LADWP to Provide Customers Energy Use Monitors through City Libraries
Partnership with Los Angeles Public Library Enables Users to Measure and Reduce Power Consumption
Los Angeles, June 22, 2015—As the summer begins and energy demand peaks, the Los Angeles Department of Water and Power and the Los Angeles Public Library today launched a program that allows city library users to check out an electricity usage monitor to help manage their power consumption and energy costs at home. Approximately 300 electricity use monitors are now available at all 73 Los Angeles Public Library locations. The tool will allow users to plug in appliances and electronic devices and review the usage and cost over time, thereby informing them on how to manage their energy consumption.
“I’m proud of the Los Angeles Public Library and the Los Angeles Department of Water and Power for launching an innovative program to help Angelenos save money while saving energy,” said Mayor Eric Garcetti. “Library patrons can check out an energy monitoring device just like a book, and learn more on how household appliances consume energy, especially during the hot summer months. Residents also become eligible to receive additional free water and energy conservation items when returning the devices.”

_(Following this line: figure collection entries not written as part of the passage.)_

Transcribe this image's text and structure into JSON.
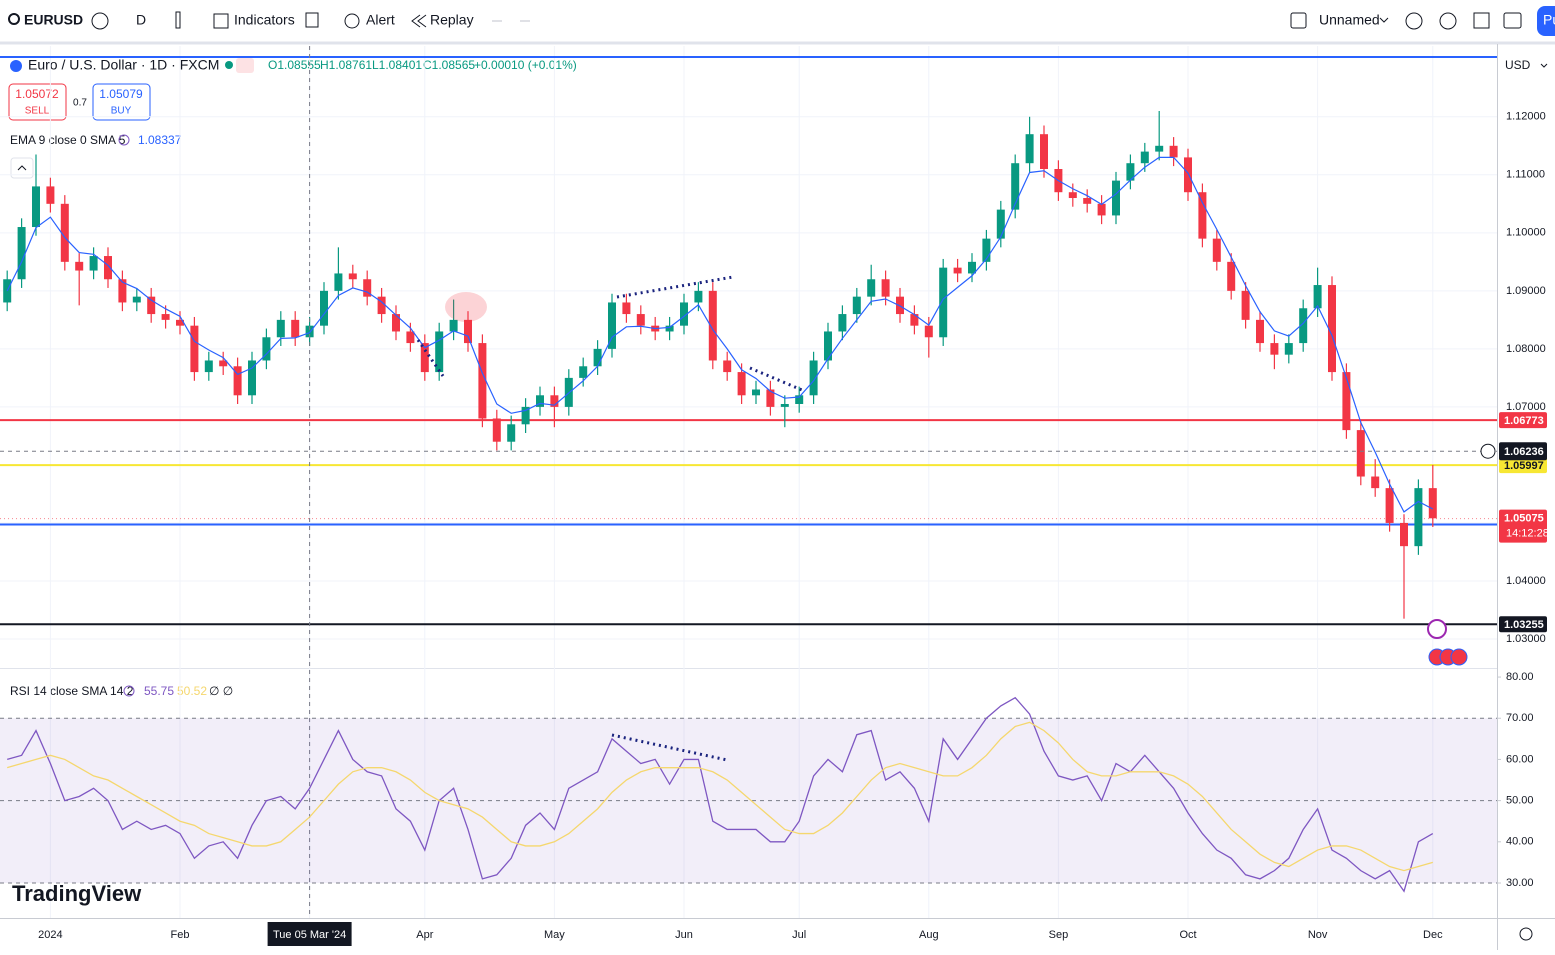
{
  "toolbar": {
    "symbol": "EURUSD",
    "interval": "D",
    "indicators": "Indicators",
    "alert": "Alert",
    "replay": "Replay",
    "layout": "Unnamed",
    "publish": "Pu"
  },
  "trading": {
    "sell_price": "1.05072",
    "sell": "SELL",
    "spread": "0.7",
    "buy_price": "1.05079",
    "buy": "BUY"
  },
  "logo": "TradingView",
  "chart_data": [
    {
      "type": "candlestick",
      "title": "Euro / U.S. Dollar · 1D · FXCM",
      "ohlc_legend": [
        "O1.08555",
        "H1.08761",
        "L1.08401",
        "C1.08565",
        "+0.00010 (+0.01%)"
      ],
      "currency": "USD",
      "categories": [
        null,
        null,
        null,
        "2024",
        null,
        null,
        null,
        null,
        null,
        null,
        null,
        null,
        "Feb",
        null,
        null,
        null,
        null,
        null,
        null,
        null,
        null,
        "Tue 05 Mar '24",
        null,
        null,
        null,
        null,
        null,
        null,
        null,
        "Apr",
        null,
        null,
        null,
        null,
        null,
        null,
        null,
        null,
        "May",
        null,
        null,
        null,
        null,
        null,
        null,
        null,
        null,
        "Jun",
        null,
        null,
        null,
        null,
        null,
        null,
        null,
        "Jul",
        null,
        null,
        null,
        null,
        null,
        null,
        null,
        null,
        "Aug",
        null,
        null,
        null,
        null,
        null,
        null,
        null,
        null,
        "Sep",
        null,
        null,
        null,
        null,
        null,
        null,
        null,
        null,
        "Oct",
        null,
        null,
        null,
        null,
        null,
        null,
        null,
        null,
        "Nov",
        null,
        null,
        null,
        null,
        null,
        null,
        null,
        "Dec"
      ],
      "crosshair_x": "Tue 05 Mar '24",
      "crosshair_y": 1.06236,
      "open": [
        1.088,
        1.092,
        1.101,
        1.108,
        1.105,
        1.095,
        1.0935,
        1.096,
        1.092,
        1.088,
        1.089,
        1.086,
        1.085,
        1.084,
        1.076,
        1.078,
        1.077,
        1.072,
        1.078,
        1.082,
        1.085,
        1.082,
        1.084,
        1.09,
        1.093,
        1.092,
        1.089,
        1.086,
        1.083,
        1.081,
        1.076,
        1.083,
        1.085,
        1.081,
        1.068,
        1.064,
        1.067,
        1.07,
        1.072,
        1.07,
        1.075,
        1.077,
        1.08,
        1.088,
        1.086,
        1.084,
        1.083,
        1.084,
        1.088,
        1.09,
        1.078,
        1.076,
        1.072,
        1.073,
        1.07,
        1.0705,
        1.072,
        1.078,
        1.083,
        1.086,
        1.089,
        1.092,
        1.089,
        1.086,
        1.084,
        1.082,
        1.094,
        1.093,
        1.095,
        1.099,
        1.104,
        1.112,
        1.117,
        1.111,
        1.107,
        1.106,
        1.105,
        1.103,
        1.109,
        1.112,
        1.114,
        1.115,
        1.113,
        1.107,
        1.099,
        1.095,
        1.09,
        1.085,
        1.081,
        1.079,
        1.081,
        1.087,
        1.091,
        1.076,
        1.066,
        1.058,
        1.056,
        1.05,
        1.046,
        1.056
      ],
      "high": [
        1.0935,
        1.1025,
        1.1135,
        1.1095,
        1.1065,
        1.0965,
        1.0975,
        1.0975,
        1.0935,
        1.0905,
        1.0905,
        1.0875,
        1.0865,
        1.0855,
        1.0795,
        1.0795,
        1.0785,
        1.0795,
        1.0835,
        1.0865,
        1.0865,
        1.0855,
        1.0915,
        1.0975,
        1.0945,
        1.0935,
        1.0905,
        1.0875,
        1.0845,
        1.0825,
        1.0845,
        1.0885,
        1.0865,
        1.0825,
        1.0695,
        1.0685,
        1.0715,
        1.0735,
        1.0735,
        1.0765,
        1.0785,
        1.0815,
        1.0895,
        1.0895,
        1.0875,
        1.0855,
        1.0855,
        1.0895,
        1.0915,
        1.0915,
        1.0795,
        1.0775,
        1.0745,
        1.0745,
        1.072,
        1.0735,
        1.0795,
        1.0845,
        1.0875,
        1.0905,
        1.0945,
        1.0935,
        1.0905,
        1.0875,
        1.0855,
        1.0955,
        1.0955,
        1.0965,
        1.1005,
        1.1055,
        1.1135,
        1.12,
        1.1185,
        1.1125,
        1.1085,
        1.1075,
        1.1065,
        1.1105,
        1.1135,
        1.1155,
        1.121,
        1.1165,
        1.1145,
        1.1085,
        1.1005,
        1.0965,
        1.0915,
        1.0865,
        1.0825,
        1.0825,
        1.0885,
        1.094,
        1.0925,
        1.0775,
        1.0675,
        1.061,
        1.0575,
        1.0515,
        1.0575,
        1.06
      ],
      "low": [
        1.0865,
        1.0905,
        1.0995,
        1.1035,
        1.0935,
        1.0875,
        1.092,
        1.0905,
        1.0865,
        1.0865,
        1.0845,
        1.0835,
        1.0825,
        1.0745,
        1.0745,
        1.0755,
        1.0705,
        1.0705,
        1.0765,
        1.0805,
        1.0805,
        1.0805,
        1.0825,
        1.0885,
        1.0905,
        1.0875,
        1.0845,
        1.0815,
        1.0795,
        1.0745,
        1.0745,
        1.0815,
        1.0795,
        1.0665,
        1.0625,
        1.0625,
        1.0655,
        1.0685,
        1.0665,
        1.0685,
        1.0735,
        1.0755,
        1.0785,
        1.0845,
        1.0825,
        1.0815,
        1.0815,
        1.0825,
        1.0865,
        1.0765,
        1.0745,
        1.0705,
        1.0705,
        1.0685,
        1.0665,
        1.069,
        1.0705,
        1.0765,
        1.0815,
        1.0845,
        1.0875,
        1.0875,
        1.0845,
        1.0825,
        1.0785,
        1.0805,
        1.0915,
        1.0915,
        1.0935,
        1.0975,
        1.1025,
        1.1105,
        1.1095,
        1.1055,
        1.1045,
        1.1035,
        1.1015,
        1.1015,
        1.1075,
        1.1105,
        1.1125,
        1.1115,
        1.1055,
        1.0975,
        1.0935,
        1.0885,
        1.0835,
        1.0795,
        1.0765,
        1.0775,
        1.0795,
        1.0855,
        1.0745,
        1.0645,
        1.0565,
        1.0545,
        1.0485,
        1.0335,
        1.0445,
        1.0493
      ],
      "close": [
        1.092,
        1.101,
        1.108,
        1.105,
        1.095,
        1.0935,
        1.096,
        1.092,
        1.088,
        1.089,
        1.086,
        1.085,
        1.084,
        1.076,
        1.078,
        1.077,
        1.072,
        1.078,
        1.082,
        1.085,
        1.082,
        1.084,
        1.09,
        1.093,
        1.092,
        1.089,
        1.086,
        1.083,
        1.081,
        1.076,
        1.083,
        1.085,
        1.081,
        1.068,
        1.064,
        1.067,
        1.07,
        1.072,
        1.07,
        1.075,
        1.077,
        1.08,
        1.088,
        1.086,
        1.084,
        1.083,
        1.084,
        1.088,
        1.09,
        1.078,
        1.076,
        1.072,
        1.073,
        1.07,
        1.0705,
        1.072,
        1.078,
        1.083,
        1.086,
        1.089,
        1.092,
        1.089,
        1.086,
        1.084,
        1.082,
        1.094,
        1.093,
        1.095,
        1.099,
        1.104,
        1.112,
        1.117,
        1.111,
        1.107,
        1.106,
        1.105,
        1.103,
        1.109,
        1.112,
        1.114,
        1.115,
        1.113,
        1.107,
        1.099,
        1.095,
        1.09,
        1.085,
        1.081,
        1.079,
        1.081,
        1.087,
        1.091,
        1.076,
        1.066,
        1.058,
        1.056,
        1.05,
        1.046,
        1.056,
        1.0508
      ],
      "up_color": "#089981",
      "down_color": "#f23645",
      "series": [
        {
          "name": "EMA 9 close 0 SMA 5",
          "legend_value": 1.08337,
          "color": "#2962ff",
          "values": [
            1.09,
            1.095,
            1.1009,
            1.1027,
            1.0992,
            1.0966,
            1.0963,
            1.0944,
            1.0915,
            1.0904,
            1.0884,
            1.0869,
            1.0856,
            1.0813,
            1.0798,
            1.0785,
            1.0756,
            1.0767,
            1.0791,
            1.0818,
            1.0819,
            1.0828,
            1.086,
            1.0892,
            1.0905,
            1.0898,
            1.0881,
            1.0858,
            1.0836,
            1.0802,
            1.0815,
            1.0831,
            1.0822,
            1.0758,
            1.0705,
            1.0689,
            1.0694,
            1.0706,
            1.0703,
            1.0724,
            1.0745,
            1.077,
            1.082,
            1.0838,
            1.0839,
            1.0835,
            1.0837,
            1.0856,
            1.0876,
            1.0833,
            1.08,
            1.0764,
            1.0749,
            1.0727,
            1.0715,
            1.0717,
            1.0745,
            1.0783,
            1.0818,
            1.085,
            1.0882,
            1.0886,
            1.0874,
            1.0859,
            1.0841,
            1.0886,
            1.0906,
            1.0926,
            1.0955,
            1.0993,
            1.105,
            1.1104,
            1.1107,
            1.109,
            1.1076,
            1.1064,
            1.1049,
            1.1067,
            1.1091,
            1.1113,
            1.113,
            1.113,
            1.1103,
            1.1052,
            1.1006,
            1.0958,
            1.0909,
            1.0864,
            1.0831,
            1.0822,
            1.0844,
            1.0874,
            1.0823,
            1.075,
            1.0673,
            1.0622,
            1.0567,
            1.0519,
            1.0537,
            1.0524
          ]
        }
      ],
      "levels": [
        {
          "value": 1.06773,
          "color": "#f23645"
        },
        {
          "value": 1.05997,
          "color": "#f7e733"
        },
        {
          "value": 1.04974,
          "color": "#2962ff"
        },
        {
          "value": 1.03255,
          "color": "#131722"
        }
      ],
      "unlabeled_levels": [
        {
          "value": 1.1303,
          "color": "#2962ff"
        }
      ],
      "last_price": 1.05075,
      "countdown": "14:12:28",
      "ylim": [
        1.025,
        1.1322
      ],
      "yticks": [
        {
          "value": 1.12,
          "label": "1.12000"
        },
        {
          "value": 1.11,
          "label": "1.11000"
        },
        {
          "value": 1.1,
          "label": "1.10000"
        },
        {
          "value": 1.09,
          "label": "1.09000"
        },
        {
          "value": 1.08,
          "label": "1.08000"
        },
        {
          "value": 1.07,
          "label": "1.07000"
        },
        {
          "value": 1.06,
          "label": "1.06000"
        },
        {
          "value": 1.05,
          "label": "1.05000"
        },
        {
          "value": 1.04,
          "label": "1.04000"
        },
        {
          "value": 1.03,
          "label": "1.03000"
        }
      ],
      "grid": true
    },
    {
      "type": "line",
      "title": "RSI 14 close SMA 14 2",
      "extra_legend": "∅ ∅",
      "series": [
        {
          "legend_value": 55.75,
          "color": "#7e57c2",
          "values": [
            60,
            61,
            67,
            59,
            50,
            51,
            53,
            50,
            43,
            45,
            43,
            44,
            42,
            36,
            39,
            40,
            36,
            44,
            50,
            51,
            48,
            53,
            60,
            67,
            60,
            57,
            56,
            48,
            45,
            38,
            50,
            53,
            43,
            31,
            32,
            36,
            44,
            47,
            43,
            53,
            55,
            57,
            65,
            62,
            59,
            60,
            54,
            60,
            60,
            45,
            43,
            43,
            43,
            40,
            40,
            45,
            56,
            60,
            57,
            66,
            67,
            55,
            57,
            53,
            45,
            65,
            60,
            65,
            70,
            73,
            75,
            71,
            62,
            56,
            55,
            56,
            50,
            59,
            57,
            61,
            57,
            53,
            47,
            42,
            38,
            36,
            32,
            31,
            33,
            36,
            43,
            48,
            38,
            36,
            33,
            31,
            33,
            28,
            40,
            42
          ]
        },
        {
          "legend_value": 50.52,
          "color": "#f5d76e",
          "values": [
            58,
            59,
            60,
            61,
            60,
            58,
            56,
            55,
            53,
            51,
            49,
            47,
            45,
            44,
            42,
            41,
            40,
            39,
            39,
            40,
            43,
            46,
            50,
            54,
            57,
            58,
            58,
            57,
            55,
            52,
            50,
            49,
            48,
            46,
            43,
            40,
            39,
            39,
            40,
            42,
            45,
            48,
            52,
            55,
            57,
            58,
            58,
            58,
            58,
            57,
            55,
            52,
            49,
            46,
            43,
            42,
            42,
            44,
            47,
            51,
            55,
            58,
            59,
            58,
            57,
            56,
            56,
            58,
            61,
            65,
            68,
            69,
            67,
            64,
            60,
            57,
            56,
            56,
            57,
            57,
            57,
            56,
            54,
            51,
            47,
            43,
            40,
            37,
            35,
            34,
            36,
            38,
            39,
            39,
            38,
            36,
            34,
            33,
            34,
            35
          ]
        }
      ],
      "band": [
        30,
        70
      ],
      "band_color": "#7e57c2",
      "dashed_levels": [
        70,
        50,
        30
      ],
      "ylim": [
        21.5,
        82.2
      ],
      "yticks": [
        {
          "value": 80,
          "label": "80.00"
        },
        {
          "value": 70,
          "label": "70.00"
        },
        {
          "value": 60,
          "label": "60.00"
        },
        {
          "value": 50,
          "label": "50.00"
        },
        {
          "value": 40,
          "label": "40.00"
        },
        {
          "value": 30,
          "label": "30.00"
        }
      ]
    }
  ]
}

Marcie Edwards, LADWP general manager, said, “We are pleased to offer these free monitors to our customers through our partnership with the Los Angeles Public Library. Energy monitors empower our customers to investigate their own electricity consumption and identify ways to reduce it, especially during the summer when demand is high. The first step to managing energy use and cost is understanding how much power our appliances and devices consume, and we are glad to make these monitors available through the library.”

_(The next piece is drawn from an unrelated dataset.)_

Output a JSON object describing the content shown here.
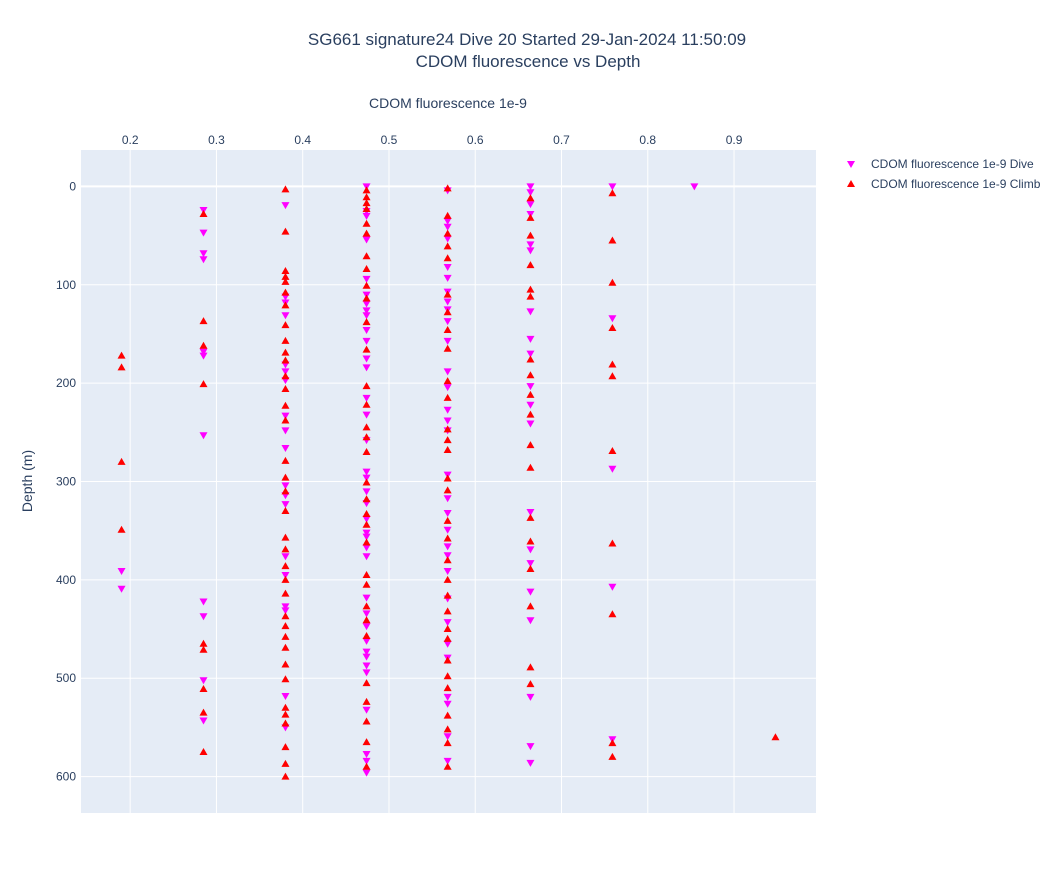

“Angelenos already rely on their libraries as community resource centers, and serving to share the sustainability message is totally in line with our priorities. We are thrilled to make these Kill-A-Watt EZ meters available to our patrons, and we look forward to sparking discussion about how to incorporate other sustainable measures,” said City Librarian John F. Szabo. “The library is a great place to continue learning how to save power and money!”
Each monitoring device may be checked out for up to three weeks, and comes with simple, step-by-step instructions to coach users on how to get valuable information about each device to manage cost and electricity use. Upon return to the library’s circulation desk, users are eligible to receive free energy and water conservation tools such as compact fluorescent light bulbs, low-flow showerheads and faucet aerators, while supplies last.
Other than at the Library, LADWP also offers the energy monitors to customers through our non-profit partners and to select LAUSD classrooms.